Can I conclude that a morphism of vector bundles is zero if it is so fiberwise?

Question

Let $f: X \rightarrow Y$ be a flat morphism of locally noetherian schemes and $\varphi: \mathcal U \rightarrow \mathcal V$ a map of vector bundles (locally free sheaves of finite rank) on $X$.

I want to test when $\varphi$ is the zero map. What I have is the following information:

For each point $y \in Y$ the induced map

$\varphi_{|X_y}:\mathcal U_{|X_y} \rightarrow \mathcal V_{|X_y}$

is zero. Here, $X_y$ denotes the scheme-theoretic fiber of $y$, and the notation $(.)_{|X_y}$ means that one takes pullback along the natural map $X_y\rightarrow X$.

Is this information sufficient to conclude that $\varphi =0$ ? If not, are there additional assumptions on the schemes or on $f$ that would imply the vanishing of $\varphi$ ?

Note that I do not want to assume that the cokernel of $\varphi$ is locally free. If necessary we may assume $X$ as reduced.

Maybe to consider the special case $Y=X$ and $f=id$ can also be enlightening.

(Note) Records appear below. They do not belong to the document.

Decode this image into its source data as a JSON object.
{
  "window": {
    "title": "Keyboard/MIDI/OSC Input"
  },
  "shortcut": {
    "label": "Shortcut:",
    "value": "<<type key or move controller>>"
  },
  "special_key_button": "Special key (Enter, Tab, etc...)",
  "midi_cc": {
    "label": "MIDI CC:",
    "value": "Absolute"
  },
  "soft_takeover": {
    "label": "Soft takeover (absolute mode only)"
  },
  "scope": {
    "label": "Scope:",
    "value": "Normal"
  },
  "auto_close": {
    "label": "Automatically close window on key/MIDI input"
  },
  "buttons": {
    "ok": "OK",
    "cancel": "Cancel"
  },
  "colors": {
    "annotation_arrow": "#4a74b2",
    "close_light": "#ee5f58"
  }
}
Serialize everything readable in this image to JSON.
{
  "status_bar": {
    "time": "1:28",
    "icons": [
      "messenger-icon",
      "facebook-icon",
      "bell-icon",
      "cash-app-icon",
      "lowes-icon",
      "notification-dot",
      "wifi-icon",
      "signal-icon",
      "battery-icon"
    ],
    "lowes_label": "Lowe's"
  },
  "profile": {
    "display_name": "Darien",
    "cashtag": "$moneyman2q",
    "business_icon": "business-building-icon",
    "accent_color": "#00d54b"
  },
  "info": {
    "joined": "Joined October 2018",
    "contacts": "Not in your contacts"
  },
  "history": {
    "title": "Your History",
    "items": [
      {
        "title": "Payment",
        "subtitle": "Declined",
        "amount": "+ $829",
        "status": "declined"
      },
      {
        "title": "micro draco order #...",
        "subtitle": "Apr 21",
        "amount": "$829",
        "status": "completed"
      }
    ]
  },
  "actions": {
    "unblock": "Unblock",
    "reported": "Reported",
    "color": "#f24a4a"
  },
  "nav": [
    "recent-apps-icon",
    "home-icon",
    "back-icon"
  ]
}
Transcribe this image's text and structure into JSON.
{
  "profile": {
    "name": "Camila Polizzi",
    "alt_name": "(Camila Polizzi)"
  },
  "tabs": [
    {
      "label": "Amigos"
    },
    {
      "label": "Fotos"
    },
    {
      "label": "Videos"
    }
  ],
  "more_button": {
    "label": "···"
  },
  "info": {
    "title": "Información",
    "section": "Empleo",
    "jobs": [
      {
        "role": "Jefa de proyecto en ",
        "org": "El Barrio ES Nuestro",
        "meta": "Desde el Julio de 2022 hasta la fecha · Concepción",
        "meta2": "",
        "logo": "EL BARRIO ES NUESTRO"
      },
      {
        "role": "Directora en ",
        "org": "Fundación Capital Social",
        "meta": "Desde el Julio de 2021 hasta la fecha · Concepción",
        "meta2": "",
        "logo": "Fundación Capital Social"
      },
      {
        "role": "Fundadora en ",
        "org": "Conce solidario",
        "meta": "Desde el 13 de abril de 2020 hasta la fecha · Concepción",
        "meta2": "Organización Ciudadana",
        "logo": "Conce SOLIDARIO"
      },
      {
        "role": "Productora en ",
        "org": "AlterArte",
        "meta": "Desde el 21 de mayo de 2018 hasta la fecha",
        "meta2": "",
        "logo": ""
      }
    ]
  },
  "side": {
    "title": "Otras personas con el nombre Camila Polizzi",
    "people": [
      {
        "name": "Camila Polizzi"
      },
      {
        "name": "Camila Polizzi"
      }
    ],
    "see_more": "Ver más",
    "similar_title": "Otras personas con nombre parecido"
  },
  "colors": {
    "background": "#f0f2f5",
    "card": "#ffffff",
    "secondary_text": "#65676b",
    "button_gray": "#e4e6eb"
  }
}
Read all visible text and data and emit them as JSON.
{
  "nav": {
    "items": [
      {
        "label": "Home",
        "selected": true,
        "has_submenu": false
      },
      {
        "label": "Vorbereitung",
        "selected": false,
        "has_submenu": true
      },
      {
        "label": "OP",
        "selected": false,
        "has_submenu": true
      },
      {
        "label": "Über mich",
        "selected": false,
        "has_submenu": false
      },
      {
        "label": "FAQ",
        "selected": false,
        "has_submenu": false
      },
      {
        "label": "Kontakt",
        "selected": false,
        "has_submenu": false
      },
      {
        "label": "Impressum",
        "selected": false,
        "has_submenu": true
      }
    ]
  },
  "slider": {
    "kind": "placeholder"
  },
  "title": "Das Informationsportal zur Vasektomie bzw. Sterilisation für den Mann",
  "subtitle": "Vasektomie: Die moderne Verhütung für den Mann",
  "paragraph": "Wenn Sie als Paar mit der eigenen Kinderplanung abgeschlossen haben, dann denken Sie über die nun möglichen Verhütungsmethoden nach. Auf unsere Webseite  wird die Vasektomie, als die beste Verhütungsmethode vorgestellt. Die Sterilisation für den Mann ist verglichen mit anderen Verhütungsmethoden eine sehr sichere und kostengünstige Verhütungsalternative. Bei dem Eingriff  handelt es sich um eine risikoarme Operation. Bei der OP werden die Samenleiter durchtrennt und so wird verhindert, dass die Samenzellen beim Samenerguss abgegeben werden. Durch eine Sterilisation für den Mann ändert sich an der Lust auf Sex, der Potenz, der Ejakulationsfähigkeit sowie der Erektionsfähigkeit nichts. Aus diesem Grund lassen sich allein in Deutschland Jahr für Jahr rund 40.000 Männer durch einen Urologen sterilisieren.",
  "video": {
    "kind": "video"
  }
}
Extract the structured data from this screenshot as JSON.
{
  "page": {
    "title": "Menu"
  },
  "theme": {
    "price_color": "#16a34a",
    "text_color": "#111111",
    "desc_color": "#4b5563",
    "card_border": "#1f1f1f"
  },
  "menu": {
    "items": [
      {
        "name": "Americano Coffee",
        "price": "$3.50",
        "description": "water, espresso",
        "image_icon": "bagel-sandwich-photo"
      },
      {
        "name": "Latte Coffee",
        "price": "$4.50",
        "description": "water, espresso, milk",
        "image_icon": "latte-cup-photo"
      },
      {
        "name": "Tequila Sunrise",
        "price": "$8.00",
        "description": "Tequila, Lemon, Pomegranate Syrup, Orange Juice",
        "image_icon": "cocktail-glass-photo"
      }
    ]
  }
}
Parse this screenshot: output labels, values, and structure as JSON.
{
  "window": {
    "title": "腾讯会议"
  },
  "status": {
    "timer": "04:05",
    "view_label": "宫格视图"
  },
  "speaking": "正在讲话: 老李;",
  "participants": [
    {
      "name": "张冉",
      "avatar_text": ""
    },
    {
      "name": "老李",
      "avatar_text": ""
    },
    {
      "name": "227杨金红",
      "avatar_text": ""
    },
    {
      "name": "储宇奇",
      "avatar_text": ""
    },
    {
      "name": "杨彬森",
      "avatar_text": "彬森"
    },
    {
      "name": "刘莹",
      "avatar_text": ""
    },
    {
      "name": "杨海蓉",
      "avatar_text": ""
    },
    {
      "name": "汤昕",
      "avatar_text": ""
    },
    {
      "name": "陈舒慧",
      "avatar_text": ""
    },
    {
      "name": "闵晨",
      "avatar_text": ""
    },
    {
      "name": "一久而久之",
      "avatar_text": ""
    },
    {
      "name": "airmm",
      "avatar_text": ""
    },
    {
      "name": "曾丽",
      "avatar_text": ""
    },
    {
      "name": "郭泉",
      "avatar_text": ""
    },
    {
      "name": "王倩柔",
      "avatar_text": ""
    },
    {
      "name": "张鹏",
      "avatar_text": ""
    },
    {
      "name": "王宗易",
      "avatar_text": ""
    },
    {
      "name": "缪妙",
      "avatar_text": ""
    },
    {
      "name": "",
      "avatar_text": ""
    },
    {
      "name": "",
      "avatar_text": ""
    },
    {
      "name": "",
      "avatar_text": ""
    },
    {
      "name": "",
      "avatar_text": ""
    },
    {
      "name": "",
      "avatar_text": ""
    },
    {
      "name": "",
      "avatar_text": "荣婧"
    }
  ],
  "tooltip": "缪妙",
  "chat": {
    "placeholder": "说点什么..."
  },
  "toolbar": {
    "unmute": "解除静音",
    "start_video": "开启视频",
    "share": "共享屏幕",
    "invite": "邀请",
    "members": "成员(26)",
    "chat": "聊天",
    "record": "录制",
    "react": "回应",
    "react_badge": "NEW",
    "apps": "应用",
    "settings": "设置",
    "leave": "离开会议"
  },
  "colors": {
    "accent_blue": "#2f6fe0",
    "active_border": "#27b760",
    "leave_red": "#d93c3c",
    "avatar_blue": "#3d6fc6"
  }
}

Any helpful comment on this would be highly appreciated.

Answer 1

The question is local. Assume $X$ and $Y$ are affine, so $X = Spec A$, $Y = Spec B$, and $A$ is a $B$-algebra. We have a morphism $\varphi:M \to N$ of $A$-modules such that $\varphi \otimes B/{\mathfrak{m}} = 0$ for any maximal ideal ${\mathfrak{m}} \subset B$. It follows that $\varphi(M) \subset {\mathfrak{m}}N$ for all $m$, hence $\varphi(M) \subset (\cap {\mathfrak{m}})N$. The intersection of all maximal ideals is the Jacobson radical, so if $B$ is finitely generated it is the nilradical. If you assume that $B$ has no nilpotents ($Y$ is reduced) then it follows that $\varphi(M) \subset 0$, so $\varphi = 0$.